The former Dynamos and PSL secretary-general further said he was not properly brought before “the so-called disciplinary committee” in that he was never furnished with the details in writing of such a charge within seven days of the offence having taken place neither was he given an opportunity to respond within seven days of receipt of the said charge.
In an appeal to the Zifa Appeals Committee, through his lawyers Chinyama and Partners Legal Practitioners, Gwindi argued that the disciplinary board “purportedly” constituted to deliberate over his matter fell foul of article 54.2 as read with article 54.3 of the Zifa constitution.
Gwindi said the presiding board derived its authority from Zifa Rules and Regulations contrary to the Zifa constitution which compels it to derive its authority from the Zifa Disciplinary Code.

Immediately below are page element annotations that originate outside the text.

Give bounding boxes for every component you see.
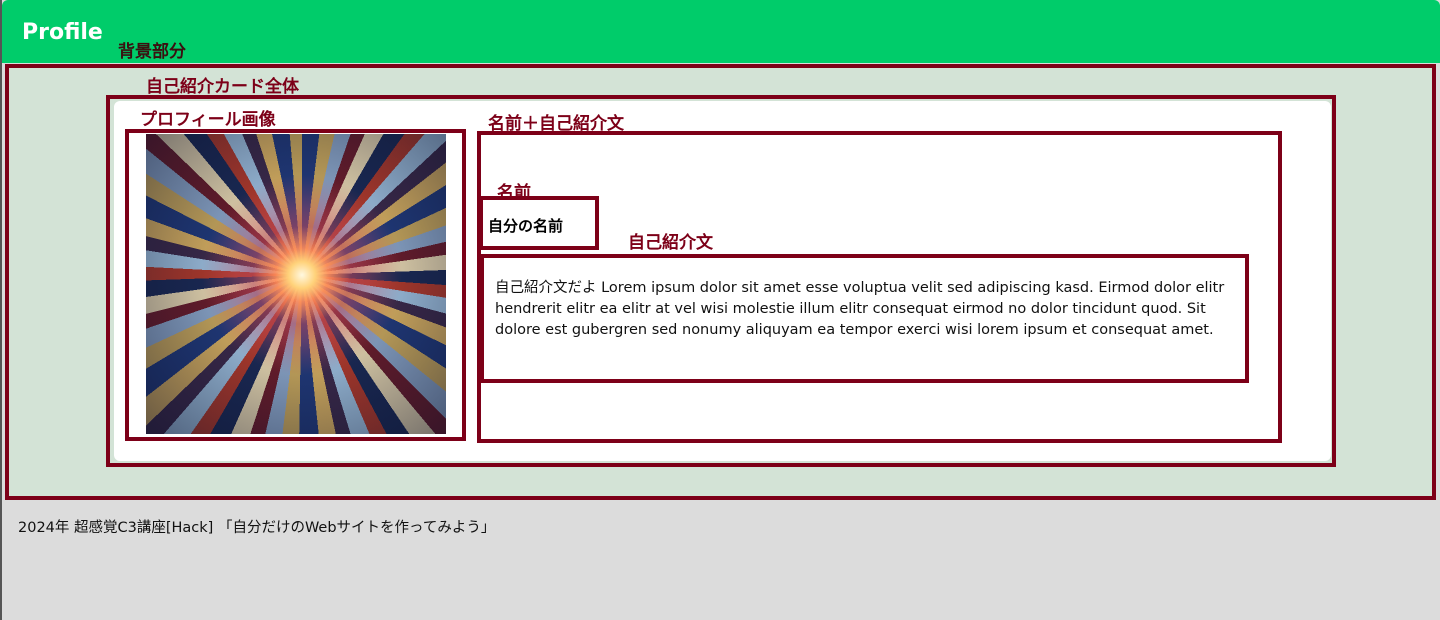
profile-name: 自分の名前 xyxy=(488,217,564,235)
annotation-bio: 自己紹介文 xyxy=(628,233,713,253)
site-header: Profile xyxy=(2,0,1440,63)
annotation-background: 背景部分 xyxy=(118,42,186,62)
window-edge xyxy=(0,0,2,620)
annotation-frame-image xyxy=(125,129,466,441)
profile-bio: 自己紹介文だよ Lorem ipsum dolor sit amet esse … xyxy=(495,280,1225,338)
header-title: Profile xyxy=(22,20,103,45)
footer-text: 2024年 超感覚C3講座[Hack] 「自分だけのWebサイトを作ってみよう」 xyxy=(18,520,496,536)
annotation-name-bio: 名前＋自己紹介文 xyxy=(488,114,624,134)
annotation-card-whole: 自己紹介カード全体 xyxy=(146,77,299,97)
annotation-profile-image: プロフィール画像 xyxy=(140,110,276,130)
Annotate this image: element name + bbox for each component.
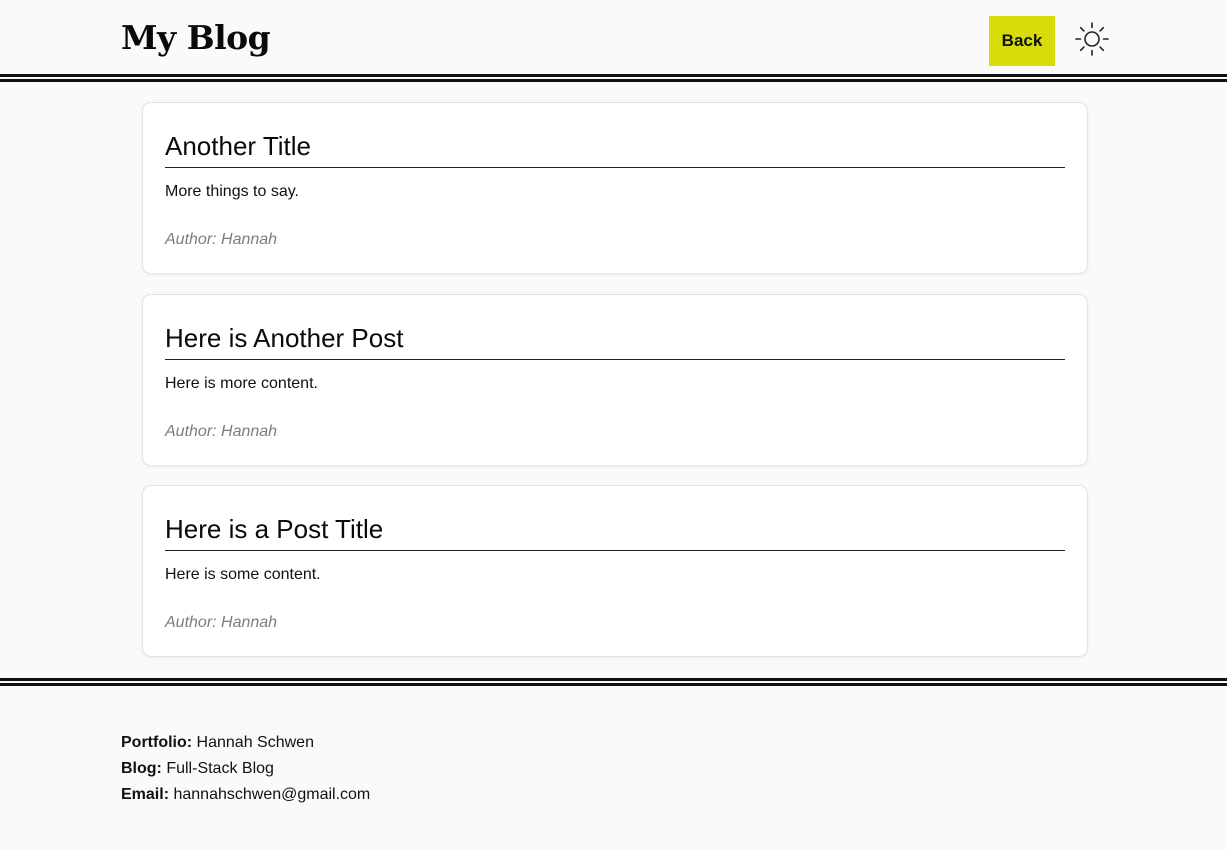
footer-portfolio-label: Portfolio: (121, 734, 193, 751)
post-body: Here is more content. (165, 375, 318, 392)
footer-email-label: Email: (121, 786, 170, 803)
post-card[interactable]: Here is Another Post Here is more conten… (142, 294, 1088, 466)
footer-email: Email: hannahschwen@gmail.com (121, 782, 1227, 808)
post-card[interactable]: Here is a Post Title Here is some conten… (142, 485, 1088, 657)
footer-email-value[interactable]: hannahschwen@gmail.com (173, 786, 370, 803)
site-header: My Blog Back (0, 0, 1227, 74)
header-divider (0, 74, 1227, 82)
post-body: Here is some content. (165, 566, 321, 583)
post-card[interactable]: Another Title More things to say. Author… (142, 102, 1088, 274)
theme-toggle-button[interactable] (1074, 21, 1110, 57)
post-title: Here is a Post Title (165, 512, 1065, 551)
post-list: Another Title More things to say. Author… (0, 82, 1227, 678)
site-footer: Portfolio: Hannah Schwen Blog: Full-Stac… (0, 686, 1227, 808)
post-author: Author: Hannah (165, 231, 278, 248)
footer-portfolio-value[interactable]: Hannah Schwen (197, 734, 314, 751)
post-author: Author: Hannah (165, 423, 278, 440)
post-author: Author: Hannah (165, 614, 278, 631)
sun-icon (1075, 22, 1109, 56)
back-button[interactable]: Back (989, 16, 1055, 66)
footer-divider (0, 678, 1227, 686)
footer-blog-value[interactable]: Full-Stack Blog (166, 760, 274, 777)
site-title: My Blog (121, 18, 271, 57)
footer-blog-label: Blog: (121, 760, 162, 777)
post-title: Here is Another Post (165, 321, 1065, 360)
footer-portfolio: Portfolio: Hannah Schwen (121, 730, 1227, 756)
footer-blog: Blog: Full-Stack Blog (121, 756, 1227, 782)
post-body: More things to say. (165, 183, 299, 200)
post-title: Another Title (165, 129, 1065, 168)
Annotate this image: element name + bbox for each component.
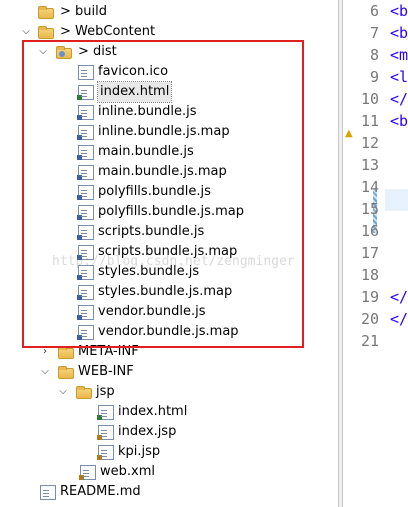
folder-icon <box>58 346 74 359</box>
html-file-icon <box>97 404 114 420</box>
line-number: 12 <box>360 134 379 152</box>
line-number: 14 <box>360 178 379 196</box>
markdown-file-icon <box>40 484 56 500</box>
tree-item-jsp[interactable]: jsp <box>76 382 115 402</box>
line-number: 17 <box>360 244 379 262</box>
line-number: 18 <box>360 266 379 284</box>
line-number: 19 <box>360 288 379 306</box>
tree-item-label: WebContent <box>75 24 156 39</box>
line-number: 20 <box>360 310 379 328</box>
tree-item-label: README.md <box>60 484 141 499</box>
tree-item-label: build <box>75 4 108 19</box>
annotation-highlight-box <box>22 40 304 348</box>
tree-item-web-inf[interactable]: WEB-INF <box>58 362 134 382</box>
line-number: 8 <box>369 46 379 64</box>
line-number: 16 <box>360 222 379 240</box>
folder-icon <box>76 386 92 399</box>
code-line: <l <box>390 68 408 86</box>
jsp-file-icon <box>97 444 114 460</box>
code-line: <m <box>390 46 408 64</box>
code-line: <b <box>390 2 408 20</box>
line-number: 15 <box>360 200 379 218</box>
tree-file-readme[interactable]: README.md <box>38 482 141 502</box>
code-line: </ <box>390 288 408 306</box>
code-editor[interactable]: ▲ 6 <b 7 <b 8 <m 9 <l 10 </11 <b 12 13 14 15 16 17 18 19 </… <box>343 0 408 507</box>
xml-file-icon <box>79 464 96 480</box>
code-line: </ <box>390 310 408 328</box>
tree-item-label: kpi.jsp <box>118 444 161 459</box>
code-line: </ <box>390 90 408 108</box>
tree-item-label: web.xml <box>100 464 155 479</box>
folder-icon <box>58 366 74 379</box>
current-line-highlight <box>385 189 408 211</box>
line-number: 7 <box>369 24 379 42</box>
folder-icon <box>38 26 54 39</box>
watermark: http://blog.csdn.net/zengminger <box>52 254 295 269</box>
jsp-file-icon <box>97 424 114 440</box>
code-line: <b <box>390 112 408 130</box>
tree-item-webcontent[interactable]: > WebContent <box>38 22 155 42</box>
line-number: 6 <box>369 2 379 20</box>
chevron-down-icon[interactable]: ⌵ <box>21 22 31 42</box>
code-line: <b <box>390 24 408 42</box>
tree-file-kpi-jsp[interactable]: kpi.jsp <box>96 442 160 462</box>
tree-item-label: index.html <box>118 404 188 419</box>
line-number: 13 <box>360 156 379 174</box>
tree-file-jsp-index-html[interactable]: index.html <box>96 402 187 422</box>
tree-item-label: WEB-INF <box>78 364 134 379</box>
line-number: 11 <box>360 112 379 130</box>
tree-file-web-xml[interactable]: web.xml <box>78 462 155 482</box>
chevron-down-icon[interactable]: ⌵ <box>58 382 68 402</box>
line-number: 9 <box>369 68 379 86</box>
tree-item-build[interactable]: > build <box>38 2 107 22</box>
tree-item-label: index.jsp <box>118 424 177 439</box>
chevron-down-icon[interactable]: ⌵ <box>40 362 50 382</box>
folder-icon <box>38 6 54 19</box>
tree-item-label: jsp <box>96 384 115 399</box>
tree-file-index-jsp[interactable]: index.jsp <box>96 422 176 442</box>
line-number: 10 <box>360 90 379 108</box>
line-number: 21 <box>360 332 379 350</box>
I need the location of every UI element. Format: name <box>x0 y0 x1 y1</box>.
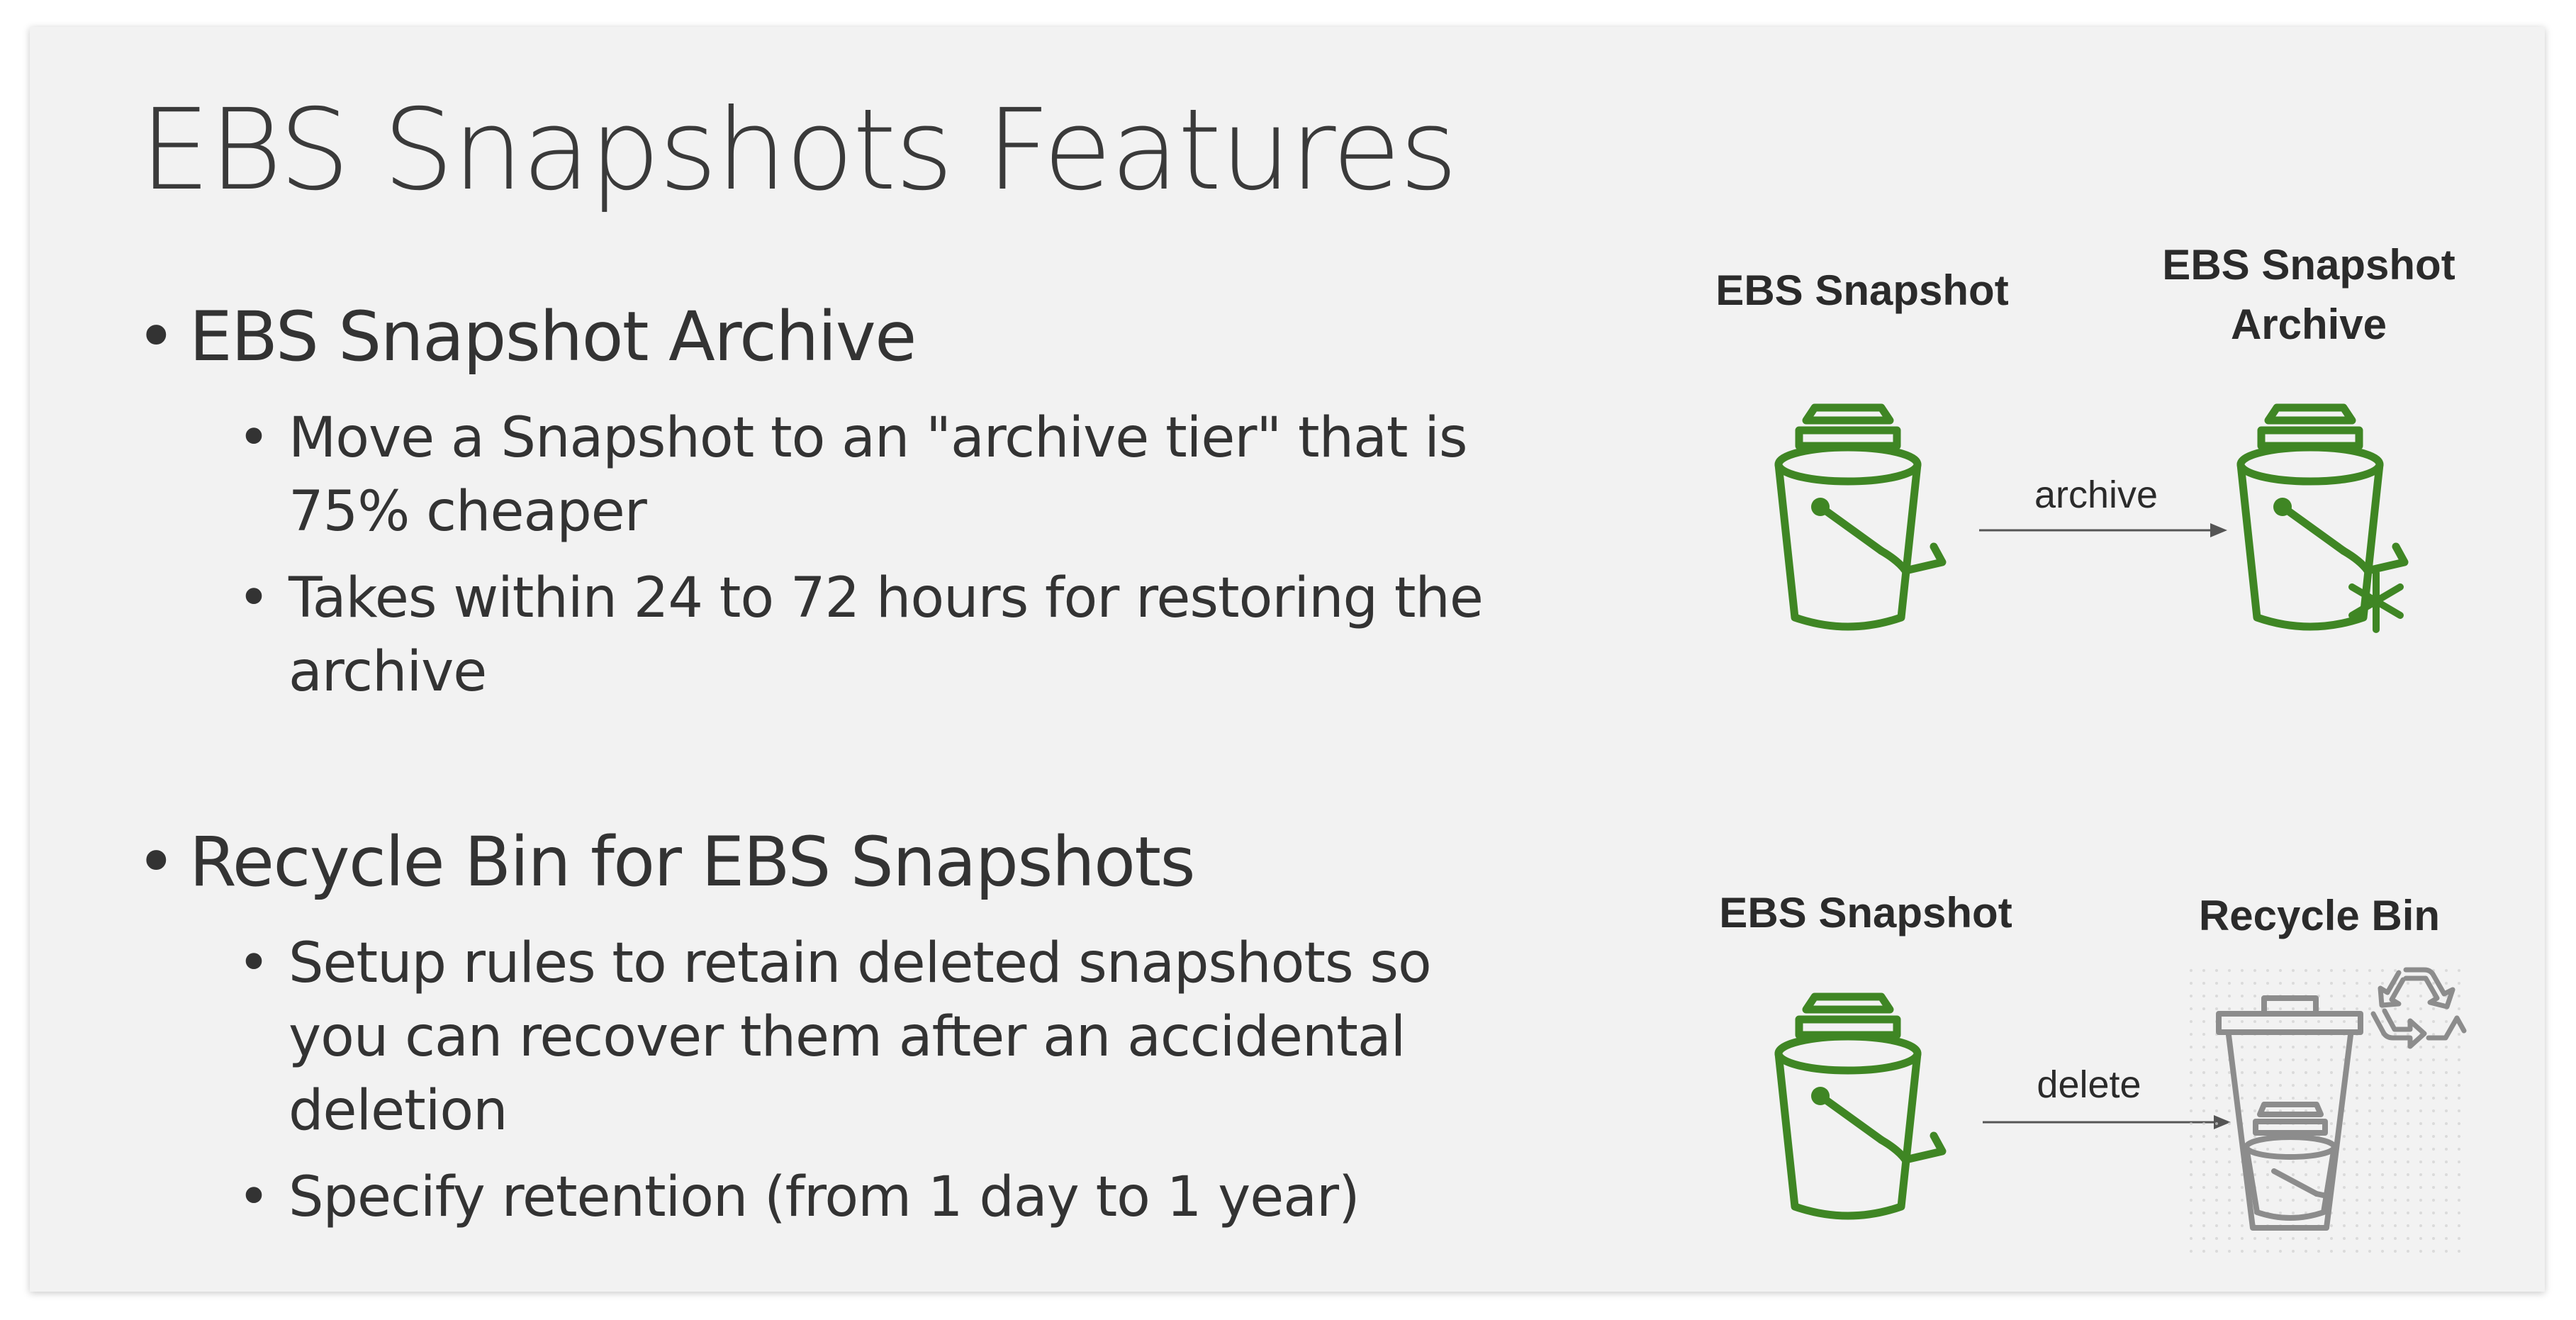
bucket-icon <box>1774 992 1947 1220</box>
page: EBS Snapshots Features EBS Snapshot Arch… <box>0 0 2576 1320</box>
delete-arrow-label: delete <box>2037 1063 2141 1106</box>
bullet-item: Takes within 24 to 72 hours for restorin… <box>136 561 1518 709</box>
archive-target-label: EBS Snapshot Archive <box>2162 241 2455 348</box>
bullet-item: Move a Snapshot to an "archive tier" tha… <box>136 401 1518 549</box>
bucket-icon <box>1774 403 1947 631</box>
slide: EBS Snapshots Features EBS Snapshot Arch… <box>30 27 2545 1292</box>
archive-source-label: EBS Snapshot <box>1715 267 2009 314</box>
bullet-list: Move a Snapshot to an "archive tier" tha… <box>136 401 1518 709</box>
section-heading: EBS Snapshot Archive <box>136 298 1518 376</box>
recycle-target-label: Recycle Bin <box>2198 892 2441 939</box>
recycle-source-label: EBS Snapshot <box>1719 889 2012 936</box>
bullet-item: Specify retention (from 1 day to 1 year) <box>136 1160 1518 1234</box>
section-archive: EBS Snapshot Archive Move a Snapshot to … <box>136 298 1518 722</box>
section-recycle-bin: Recycle Bin for EBS Snapshots Setup rule… <box>136 823 1518 1247</box>
slide-title: EBS Snapshots Features <box>140 85 1458 216</box>
archive-arrow-label: archive <box>2034 474 2158 516</box>
archive-arrow <box>1979 523 2227 537</box>
bullet-item: Setup rules to retain deleted snapshots … <box>136 927 1518 1148</box>
section-heading: Recycle Bin for EBS Snapshots <box>136 823 1518 902</box>
bullet-list: Setup rules to retain deleted snapshots … <box>136 927 1518 1234</box>
recycle-bin-icon <box>2185 964 2468 1262</box>
archive-bucket-snowflake-icon <box>2236 403 2409 633</box>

The Harare City boss also argued that the disciplinary committee was not properly constituted in that one of the committee members, Wilfred Mukuna, also sat on or belonged to another Zifa board, namely the Grounds Committee and the Referees’ Committee, thereby making the whole disciplinary board fall foul of article 54.4 of the body’s constitution.
“Further the disciplinary committee did not meet the peremptory criteria laid out in article 55.1 as read with 55.2 of the Zifa constitution in that, instead of consisting of having a chairman and a deputy chairman with compulsory legal qualifications, the committee only consisted of a chairman lamentably with a legal background, but no legal qualification . . . to the extent that the whole disciplinary exercise was nothing, but an exercise in futility,” Gwindi said.
Gwindi further argued that assuming the disciplinary committee sat as an ad-hoc committee, it also fell foul of article 51 of the Zifa constitution since the Zifa executive committee never met to pass a resolution creating such an ad-hoc committee for such duties and for a limited space of time.
“Further, the purported committee fell into error by dismissing the objection based on jurisdiction in a matter where no resolution was passed by the PSL assembly referring the matter to Zifa in terms of its own regulations,” Gwindi said.